Gandeng BKSDA, Polda Jatim Ungkap Kasus Penjualan Satwa Dilindungi

oleh -

sergap TKP – SURABAYA

Subdit IV Tindakan Pidana Tertentu (Tipidter) Ditreskrimsus Polda Jawa Timur (Jatim) bersama Balai Konservasi Sumber Daya Alam (BKSDA) berhasil mengungkap kasus penjualan satwa dilindungi.

Kabid Humas Polda Jatim, Kombes Pol Gatot Repli Handoko mengungkapkan dalam kasus ini pihaknya telah berhasil menyelamatkan 15 ekor burung Kakatua Maluku, 1 ekor Elang Brontok dan 8 ekor Lutung Budeng yang bakal dijual secara online.

Selain menyelamatkan sejumlah satwa dilindungi tersebut pihaknya Kepolisian dan BKSDA juga turut mengamankan tiga orang tersangka dari dua lokasi berbeda yakni NR (26) yang diamankan di Dusun Biting, Desa Suko, Kecamatan/Kabupaten Sidoarjo dan l VPE (29) dan NK (21) di Perum Permata Biru Kelurahan Pakunden, Kecamatan Pesantren, Kota Kediri.
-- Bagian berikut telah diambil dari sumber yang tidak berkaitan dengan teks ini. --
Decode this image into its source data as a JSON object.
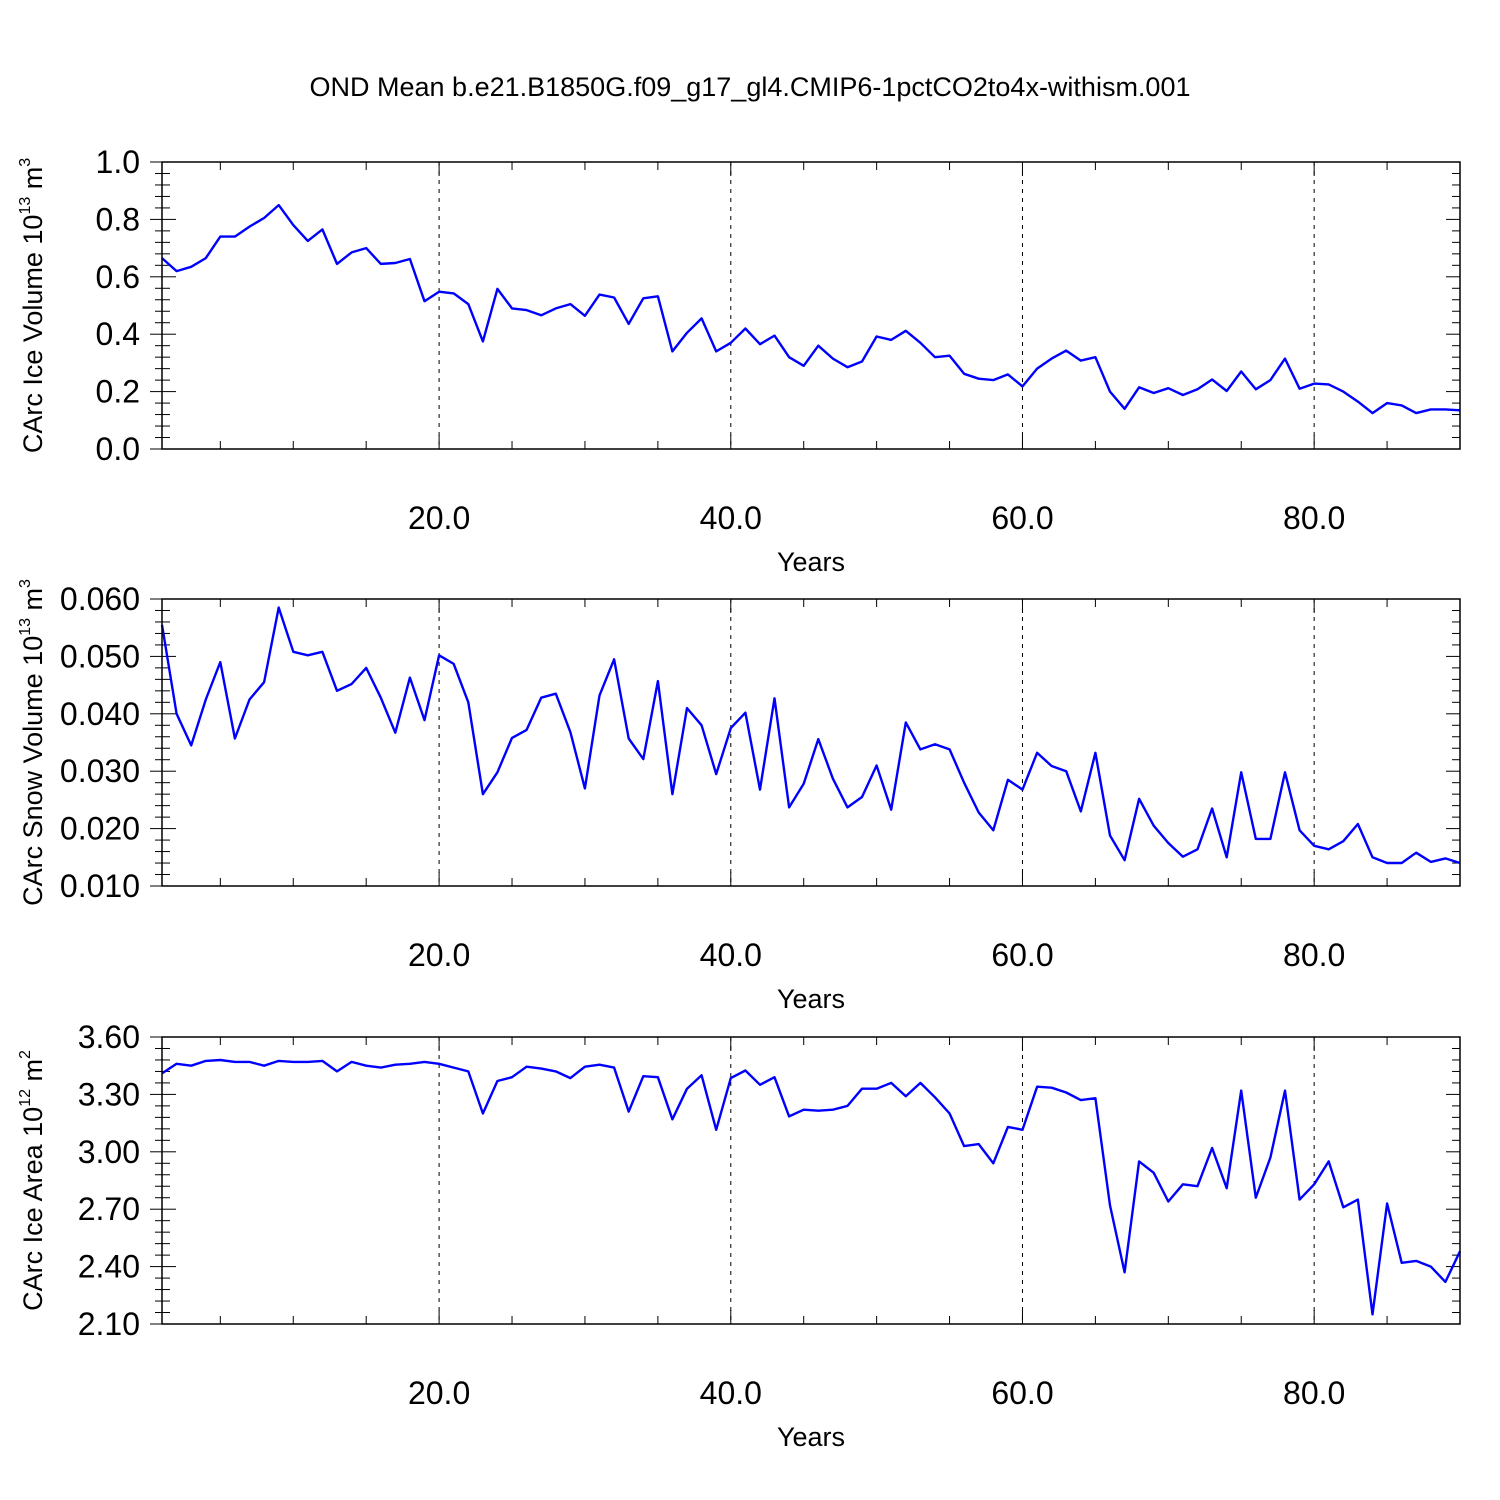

Kasus ini sendiri dijelaskan oleh Kabid Humas terungkap setelah pihaknya mendapatkan informasi dugaan penjualan satwa dilindungi di media sosial Facebook dengan akun bernama Enno Arekbonek songolaspitulikur.

“Selanjutnya petugas berkoordinasi dengan BKSDA untuk memastikan bahwa benar dipostingan tersebut adalah satwa yang dilindungi,” ujar Kabid Humas di Surabaya, Rabu (17/2/2021).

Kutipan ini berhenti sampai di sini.